あけましておめでとうございます。今日から3学期が始まります。中学3年生はコース決定試験に向けて、高校3年生はセンター試験、私立の一般入試、国公立の二次試験と最後までしっかり頑張ってください。また1、2年生は、学年の仕上げの学期です。それぞれの課題に取り組み、前進していきましょう。

本日は「幸せについて 続き」というテーマでお話しします。二学期の終業式で、「自分にとっての幸福は、どの様な項目を満たせばいいのか考えてみてください。その項目が満たされれば、本当に自分は幸福と思えるのか考えを深めてください。」とお伝えしました。どのような答えにたどり着いたでしょうか。じっくり考えてほしいテーマなので、考えを深めるきっかけにしてほしいと思います。

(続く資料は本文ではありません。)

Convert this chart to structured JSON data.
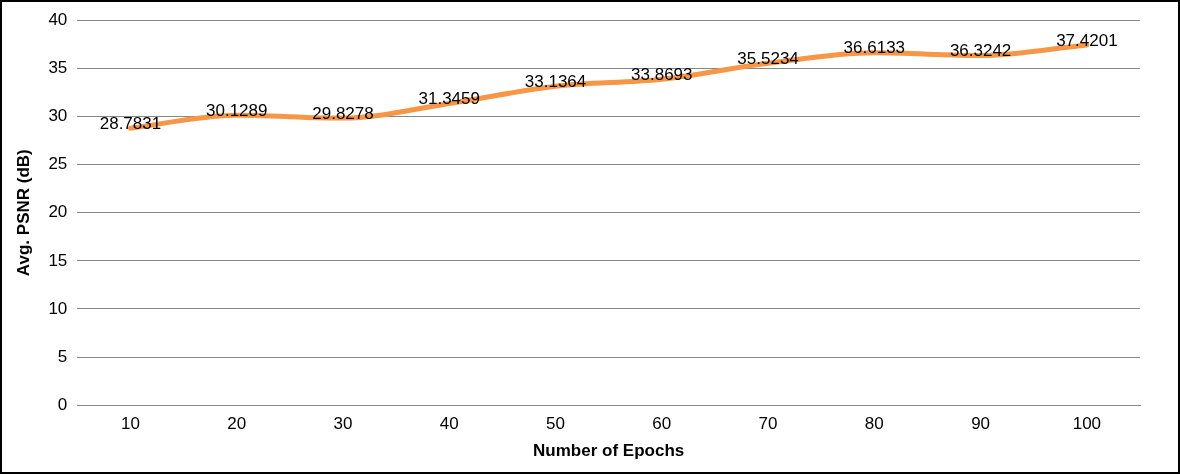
{
  "chart_data": {
    "type": "line",
    "xlabel": "Number of Epochs",
    "ylabel": "Avg. PSNR (dB)",
    "categories": [
      "10",
      "20",
      "30",
      "40",
      "50",
      "60",
      "70",
      "80",
      "90",
      "100"
    ],
    "series": [
      {
        "color": "#f79646",
        "values": [
          28.7831,
          30.1289,
          29.8278,
          31.3459,
          33.1364,
          33.8693,
          35.5234,
          36.6133,
          36.3242,
          37.4201
        ]
      }
    ],
    "ylim": [
      0,
      40
    ],
    "yticks": [
      0,
      5,
      10,
      15,
      20,
      25,
      30,
      35,
      40
    ],
    "grid": "y",
    "data_labels": true,
    "marker": "none",
    "line_style": "solid",
    "legend": false
  }
}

今から二千年ほど前、古代ローマの哲学者セネカは次のように言っています。「仕合せに生活したいのは誰もみな望むところである 。しかし人生を仕合せにするのが、果たして何であるかを見定めんとすることには、誰もみな五里霧中の状態である。」このようにずっと昔から、多くの人が考えきましたが、なかなか答えが見つからないようです。

今ない物を手に入れた時、幸せを感じます。例えば、病気やけがをしたとき、健康のありがたさが身に沁みます。貧しい生活→豊かな暮らし、低い評価→有名・名誉、才能が乏しい→才能があればなど、それを手にした瞬間は幸福を感じますが、そのうちそれが当たり前になり、もっとそれを欲しくなります。お金持ちになれば多くの幸せがかなうと思った人も多いかもしれませんが、こんな資料があります。日本は第二次大戦後、高度経済成長を遂げ一人当たりのGDPは右肩上がりに増加、つまりお金持ちになっていきましたが、生活満足度はほぼ横ばい状態です。

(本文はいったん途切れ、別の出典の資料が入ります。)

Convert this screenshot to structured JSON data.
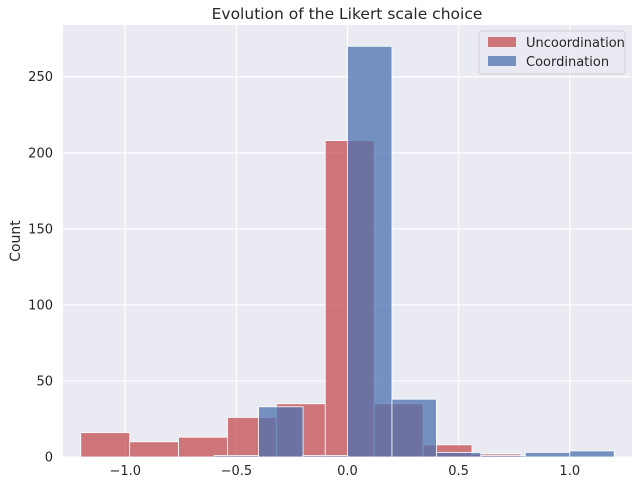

ここで目的と手段について整理しておきます。目的は「幸福になること」、その手段として「何をすればいいのか」、手段を選ぶには「どのような状態が幸せなのか」をしっかり考える必要があります。過去の偉人たちの声を参考に聞いてみましょう。

最初は近代物理学の父 ニュートンです「私はただ、真理という大海の砂浜で小石を拾っている子供のようなものだ」

次にビートルズのリーダー ジョン・レノンです。「ビートルズは、欲しいだけの金を儲け、好きなだけの名誉を得て、何もないことを知った」

三番目に、ドイツを代表する文豪のゲーテです。「結局、私の生活は苦痛と重荷に過ぎなかったし、75年の全生涯において、真に幸福であったのは4週間とはなかった」

最後に、イタリアルネッサンスを代表するレオナルド・ダ・ビンチです。「いかに偉大な業績を後世に残したとしても、いざ死んでいくその人にとってそれが何になるであろうか」

多様な才能を持ち活躍した偉人達です。傍目からは超充実した人生を送った様に見えますが、本人たちは全く満足していません。皆さんはどう思いますか。時間を見つけて、じっくり考えてください。

それでは三学期もチャレンジングに学校生活を送りましょう。